I am here because the rocks and arrows hurled at all I have known, and all that I love, reached a new level of ferocity last week, and it seems that the speed and strength of the barrage will be relentless.  Even after years of preparatory soul work, suddenly I can barely breathe.  I thought the humbling might continue to creep toward us, with some mercy.  Instead, the gods of mayhem spurred the horses. 

In the wake of this, words have swirled: words to soothe, advise, comfort, inspire.  I have passed them on, shared them; I am grateful for them all.  But what I need may not be the call to march forward, to align with the highest benchmarks of humanity, to hold fast and to take skillful action, to neither wince nor flail.  I need refugia and the wisdom of ancient beings like a river, trees, and moss.

Kathleen Dean Moore speaks of refugia in her book Great Tide Rising.  Refugia are pockets of safety, tiny coverts where life hides from destruction, secret shelters out of which new life emerges.  Refugia are why Mount Saint Helen’s mountainsides are lushly covered with grasses, prairie lupines, and alders, despite the eruption that erased 1,300 feet of the mountain and burned 230 square miles of forest.

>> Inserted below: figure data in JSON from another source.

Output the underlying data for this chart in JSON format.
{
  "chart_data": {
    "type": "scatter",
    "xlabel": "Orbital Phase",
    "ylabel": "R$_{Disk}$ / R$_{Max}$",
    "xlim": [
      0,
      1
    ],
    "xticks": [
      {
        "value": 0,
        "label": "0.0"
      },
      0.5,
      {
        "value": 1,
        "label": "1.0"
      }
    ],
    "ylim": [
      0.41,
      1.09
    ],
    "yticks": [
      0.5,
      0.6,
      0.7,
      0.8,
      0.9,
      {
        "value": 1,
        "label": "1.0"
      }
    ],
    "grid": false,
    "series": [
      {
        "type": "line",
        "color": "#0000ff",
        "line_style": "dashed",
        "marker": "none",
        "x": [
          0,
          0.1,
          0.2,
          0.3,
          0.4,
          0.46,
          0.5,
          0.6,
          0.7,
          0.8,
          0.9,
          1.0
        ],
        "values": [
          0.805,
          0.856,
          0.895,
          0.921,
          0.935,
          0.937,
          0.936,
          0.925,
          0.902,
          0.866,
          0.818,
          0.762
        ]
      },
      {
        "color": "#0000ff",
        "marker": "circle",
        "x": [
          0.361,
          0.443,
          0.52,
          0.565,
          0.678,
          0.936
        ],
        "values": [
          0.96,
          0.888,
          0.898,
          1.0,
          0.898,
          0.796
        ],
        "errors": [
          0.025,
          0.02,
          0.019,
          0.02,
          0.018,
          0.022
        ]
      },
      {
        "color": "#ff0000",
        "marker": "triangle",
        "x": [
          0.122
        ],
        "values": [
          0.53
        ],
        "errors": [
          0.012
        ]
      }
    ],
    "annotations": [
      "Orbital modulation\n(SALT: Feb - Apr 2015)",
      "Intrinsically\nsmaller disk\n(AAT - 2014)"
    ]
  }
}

Refugia are small and hidden and full of darkness, but they are potent.  They may be characterized as sanctuaries, but they are cauldrons, wombs, incubators.  They are everywhere: in a poem, the eyes of a friend, a preserved landscape, a permaculture garden, a prayer in the wild.

So I have come to the river, the stone cliffs, the moss growing on those old trees. Robin Wall Kimmerer writes, “Mosses, I think, are like time made visible…The mosses remember that this is not the first time the glaciers have melted…”, or a political system has failed. Kimmerer points out that mosses document a passage of time that is not linear.  “…the knowledge we need,” she says, “is already within the circle; we just have to remember to find it again…”
 
There are beings on this planet older by far than elections and democracy, older than civilization, older even than the human imagination. They are here to turn to, to help us begin to breathe again. Four hundred fifty million years ago mosses traveled from the primordial waters and began a great experiment in evolution, as Kimmerer writes, “an experiment of which we are all a part, whose ending is unwritten.”
 
Unwritten, and unknown. Some would say that is the definition of hope, an invitation to act out of our places of refugia, out of the wisdom of mosses, rather than reaction to the certainty of the dystopia we think we know has arrived.

Bayo Akomolafe says, “the way is awkward, not forward”.  Perhaps that is the challenge: To stumble around, feeling for the opening of the path that is hardly a path at all, is many-branching, possibly strange, and made by walking. To listen to wisdom and voices beyond the scope of human intelligence, to other ways of knowing rising from other places of power, to tune to the rhythm of the river and the whispers of moss.